Six Forces That Can Drive Innovation—Or Kill It
Players
The friends and foes lurking in the health care system that can destroy or bolster an innovation’s chance of success.
Funding
The processes for generating revenue and acquiring capital, both of which differ from those in most other industries.
Policy
The regulations that pervade the industry, because incompetent or fraudulent suppliers can do irreversible human damage.
Technology
The foundation for advances in treatment and for innovations that can make health care delivery more efficient and convenient.
Customers
The increasingly engaged consumers of health care, for whom the passive term “patient” seems outdated.
Accountability
The demand from vigilant consumers and cost-pressured payers that innovative health care products be not only safe and effective but also cost-effective relative to competing products.
Prescriptions for Public Policy
In the United States, a few policy changes would jump-start the health care industry’s ability to innovate.
Universal coverage.
Ensuring that the 46 million or so uninsured people in the U.S. have health insurance would spur innovation by dramatically increasing the size of the market. But is it achievable? Universal coverage is, after all, one of the most contentious political issues of our time. Switzerland offers some possible answers. The country requires people to buy health insurance, subsidizing the sick and those who can’t afford coverage. Although the Swiss government constrains the design of benefits, Swiss insurers have greater incentives to respond to consumer needs than do U.S. insurers, which sell primarily to employers or to government-based organizations. Switzerland’s excellent health care system costs only 11% of GDP, versus 16% for the United States. More detail on the Swiss experience can be found in an article I coauthored, “Consumer-Driven Health Care: Lessons from Switzerland” (Journal of the American Medical Association, September 8, 2004).
A consumer-driven system.
Giving U.S. consumers control over their health insurance spending would transform the health insurance market, better aligning consumers’ and innovators’ interests. We are already seeing this in the case of the increasingly popular low-cost, high-deductible health insurance policies offered by many employers.

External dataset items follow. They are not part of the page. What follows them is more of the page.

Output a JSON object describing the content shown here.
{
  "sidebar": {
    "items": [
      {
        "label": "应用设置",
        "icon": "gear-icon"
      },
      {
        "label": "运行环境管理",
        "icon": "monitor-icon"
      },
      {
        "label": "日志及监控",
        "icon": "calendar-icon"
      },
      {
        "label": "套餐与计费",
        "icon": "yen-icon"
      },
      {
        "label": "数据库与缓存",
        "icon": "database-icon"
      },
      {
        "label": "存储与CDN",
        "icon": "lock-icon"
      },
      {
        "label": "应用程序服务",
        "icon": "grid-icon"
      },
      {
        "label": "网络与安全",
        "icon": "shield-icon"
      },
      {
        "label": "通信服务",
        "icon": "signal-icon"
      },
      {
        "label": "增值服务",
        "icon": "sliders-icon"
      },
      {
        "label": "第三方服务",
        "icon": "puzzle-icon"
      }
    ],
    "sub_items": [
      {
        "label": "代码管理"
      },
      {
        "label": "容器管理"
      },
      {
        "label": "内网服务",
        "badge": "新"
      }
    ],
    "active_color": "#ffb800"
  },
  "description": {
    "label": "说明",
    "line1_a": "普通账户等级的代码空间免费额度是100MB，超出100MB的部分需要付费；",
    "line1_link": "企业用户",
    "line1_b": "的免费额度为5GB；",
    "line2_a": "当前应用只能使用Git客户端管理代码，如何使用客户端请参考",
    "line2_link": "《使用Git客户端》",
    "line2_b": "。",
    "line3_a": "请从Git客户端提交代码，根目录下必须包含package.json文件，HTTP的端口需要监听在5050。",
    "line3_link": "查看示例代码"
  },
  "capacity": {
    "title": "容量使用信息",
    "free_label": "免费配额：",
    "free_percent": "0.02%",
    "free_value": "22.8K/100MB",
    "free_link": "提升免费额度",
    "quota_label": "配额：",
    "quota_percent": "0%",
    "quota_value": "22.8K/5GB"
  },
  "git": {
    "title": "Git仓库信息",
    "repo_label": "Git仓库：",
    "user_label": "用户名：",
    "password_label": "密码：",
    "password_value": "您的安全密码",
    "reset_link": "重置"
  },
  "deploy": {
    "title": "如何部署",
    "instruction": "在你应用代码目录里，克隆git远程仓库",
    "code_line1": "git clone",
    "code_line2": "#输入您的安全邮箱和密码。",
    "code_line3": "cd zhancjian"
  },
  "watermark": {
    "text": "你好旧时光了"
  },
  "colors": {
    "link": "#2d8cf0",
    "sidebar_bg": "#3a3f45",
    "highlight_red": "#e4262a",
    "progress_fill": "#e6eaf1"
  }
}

To create a completely consumer-driven system, we’d need to replace tax laws favoring employer-based insurance with individual tax credits for health insurance spending, thereby prompting the transfer of funds that employers currently spend on employee health insurance to the employees themselves.
Market-based pricing.
A system in which insurers set the prices that providers charge consumers is inefficient and a barrier to innovative attempts to integrate health care activities. Think of Duke University Medical Center’s innovative congestive heart failure program: The problem has been that the more patients it could successfully treat without lengthy and expensive hospital admissions, the less money it would make in insurance reimbursement. Disincentives to provide lower-cost care are common; making patients healthy usually doesn’t pay. And integrating care—offering the medical equivalent of an automobile, rather than a wheel, an engine, and a chassis—typically doesn’t have a reimbursement code.
An SEC for health care.
In a consumer-driven health care market, how can you shop if you don’t know the prices or, more important, the quality of what you’re buying? The best mechanism for transparency exists in the financial markets in the form of the U.S. Securities and Exchange Commission. While it has its flaws, the SEC generally ensures that consumers have adequate information by requiring companies to publish financial results that are verified by an independent auditor. In health care, the outcome data of individual providers of care are rarely available, and, when they are, they may be of dubious integrity because they aren’t audited by certified, independent professionals.